In fact, 70 per cent of Longo’s meat and seafood products is now locally sourced, with meat being Ontario-based, seafood being Canadian-based and cheeses sourced from Ontario and Quebec. And in addition to Longo’s commitment to sourcing local, its commitment to the environment is a sustainable blueprint. “In 2017, 79 per cent of our waste was diverted from landfills,” Rosanne says. “By 2020, we are aiming to increase that to as much as 85 per cent. Also, we are the first grocery store in Canada to open an energy-efficient store (the store produces 65 per cent of its own energy), which is located in Stouffville[, Ont.]. Annually, that store reduces between 1,500 and 2,000 metric tonnes of greenhouse emissions, which is equivalent to taking 300 cars off the road annually.”
In tandem with its commitment to the environment, a big part of Longo’s values centre around giving back to the community through both its corporate giving and Longo’s Family Charitable Foundation. Last year, Longo’s donated more than $2 million to local hospitals, kids’ camps and charities across the GTA. “The goal of the foundation is to complement our corporate giving, to give back in a more impactful, focused way as our business grows,” Rosanne says. “It is not just about writing a cheque; it is about time, talent and money. Many of our executives sit on charitable boards, and many team members volunteer as coaches. And a lot of our team members are involved personally in raising money for several of our initiatives.”
So,what’s on the horizon for Longo’s?
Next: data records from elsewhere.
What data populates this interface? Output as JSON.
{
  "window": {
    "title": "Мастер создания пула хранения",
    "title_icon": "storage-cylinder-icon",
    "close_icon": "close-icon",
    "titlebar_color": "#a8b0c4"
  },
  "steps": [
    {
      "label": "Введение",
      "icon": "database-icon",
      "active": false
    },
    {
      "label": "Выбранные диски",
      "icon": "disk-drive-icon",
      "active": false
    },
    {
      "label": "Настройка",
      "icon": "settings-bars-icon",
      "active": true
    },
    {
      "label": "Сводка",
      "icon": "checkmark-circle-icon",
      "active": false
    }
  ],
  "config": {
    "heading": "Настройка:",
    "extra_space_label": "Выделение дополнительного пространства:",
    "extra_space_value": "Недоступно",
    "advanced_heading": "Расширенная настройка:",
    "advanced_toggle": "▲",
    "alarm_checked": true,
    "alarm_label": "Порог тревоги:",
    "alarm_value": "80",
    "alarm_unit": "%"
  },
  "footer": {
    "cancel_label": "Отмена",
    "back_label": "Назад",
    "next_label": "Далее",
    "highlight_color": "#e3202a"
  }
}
In addition to its recently launched Meals Made Easy program, three new stores will be opening by the end of the year, including the Yonge Street and Sheppard Avenue (in Toronto) location on July 31; the Green Lane store, located on the East Gwillimbury/Newmarket border, on October 1 and Toronto’s Liberty Village store on November 1. “We are still on a growth curve, providing new opportunities for our team members and the community,” Rosanne says.
Deeply grateful for the myriad opportunities the country has provided for him, Gus says that being Canadian means the Longo family has been blessed with a better life, one that has allowed his children, grandchildren, nieces and nephews to grow, prosper and give back in a meaningful and impactful way.